Mais non, a dit le Flétan, mais non, et puis arrêtez de pérorer, s'il vous plaît. Il a encore essayé de convaincre Baumgartner avant de paraître à court d'arguments. De plus, a-t-il tenté de faire valoir en désespoir de cause, c'est un procédé tellement banal, votre truc. On tue les gens comme ça dans tous les téléfilms, ça n'a vraiment rien d'original. Ce n'est pas faux, a reconnu Baumgartner, mais je revendique l'influence des téléfilms. Le téléfilm est un art comme un autre. Et puis bon, ça suffit maintenant.

Puis il a verrouillé hermétiquement le judas et, une fois qu'il a mis le moteur en marche, il a actionné le compresseur. On connaît le principe thermodynamique qui fait fonctionner un véhicule isotherme, et plus généralement tout réfrigérateur: dans les parois circule un gaz qui absorbe la chaleur contenue à l'intérieur. Grâce au petit moteur situé au-dessus de la cabine et grâce au compresseur qui permet la circulation de ce gaz, cette chaleur est transformée en froid. Par ailleurs il existe deux options de température pour les véhicules de ce type: + 5° ou – 18°. C'est cette dernière option que Baumgartner, par téléphone, a pris soin de retenir l'avant-veille.

23

La disparition des antiquités représentait évidemment une lourde perte. Le financement de l'expédition vers le grand Nord, dans laquelle Ferrer avait investi pas mal de fonds, se trouvait perdu et n'était que pur déficit. Et comme arrivait le moment – conjoncture très médiocre et saison creuse – où plus rien ne se vendait à la galerie, ce fut aussi celui que choisirent bien sûr les créanciers pour rappeler leur existence, les artistes pour réclamer le solde de leur compte et les banquiers pour faire part de leur inquiétude. Puis, quand la fin de l'été se profilerait, comme chaque année à cette époque ne tarderaient pas à se manifester toute sorte d'impôts, les menaces de redressement fiscal, les taxes et cotisations diverses, le renouvellement de bail accompagné de lettres recommandées du syndic. Ferrer commença donc de se sentir aux abois.

Avant toute chose il avait fallu porter plainte, bien sûr. Aussitôt le vol constaté, Ferrer avait appelé le commissariat du IXe et un officier de police judiciaire fatigué s'était présenté dans l'heure.
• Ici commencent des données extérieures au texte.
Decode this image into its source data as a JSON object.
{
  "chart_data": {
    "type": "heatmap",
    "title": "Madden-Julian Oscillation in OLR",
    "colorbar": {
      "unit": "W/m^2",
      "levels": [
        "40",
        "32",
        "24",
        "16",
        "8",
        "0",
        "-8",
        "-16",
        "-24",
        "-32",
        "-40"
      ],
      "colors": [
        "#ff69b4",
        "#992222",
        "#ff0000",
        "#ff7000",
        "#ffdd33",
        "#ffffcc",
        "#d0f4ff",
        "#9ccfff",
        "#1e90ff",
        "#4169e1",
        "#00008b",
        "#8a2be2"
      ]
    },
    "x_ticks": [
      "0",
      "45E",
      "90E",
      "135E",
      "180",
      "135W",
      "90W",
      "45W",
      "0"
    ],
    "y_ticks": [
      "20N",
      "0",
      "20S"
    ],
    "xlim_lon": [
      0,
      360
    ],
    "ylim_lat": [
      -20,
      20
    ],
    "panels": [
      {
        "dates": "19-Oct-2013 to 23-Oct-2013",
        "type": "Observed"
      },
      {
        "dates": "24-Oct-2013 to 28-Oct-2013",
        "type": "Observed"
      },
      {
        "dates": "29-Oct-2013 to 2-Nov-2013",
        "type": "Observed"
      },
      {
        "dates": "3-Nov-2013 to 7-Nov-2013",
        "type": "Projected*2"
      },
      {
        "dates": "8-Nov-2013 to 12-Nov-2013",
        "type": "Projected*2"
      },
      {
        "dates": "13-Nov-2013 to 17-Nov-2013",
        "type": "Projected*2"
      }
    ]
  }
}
L'homme avait constaté les dégâts, enregistré la plainte et demandé le nom de sa compagnie d'assurances. Eh bien justement, avait dit Ferrer, il se trouve que ces objets n'étaient pas encore assurés. Je m'apprêtais à le faire, mais. Vous êtes complètement idiot, l'avait grossièrement interrompu l'O.P., lui faisant honte de sa négligence et lui représentant que le destin des objets disparus était on ne pouvait plus aléatoire, microscopiques étaient les chances de les retrouver. Ce genre d'affaire, avait-il exposé, était peu souvent résolue vu la haute organisation du trafic des œuvres d'art: l'affaire aurait tendance, au mieux, à traîner en longueur. On allait voir ce qu'on pourrait faire, mais c'était très très mal barré. Je vais quand même vous envoyer quelqu'un de l'identité judiciaire, avait conclu le policier, voir s'il pourra trouver quelque chose. En attendant, bien sûr, vous ne touchez à rien.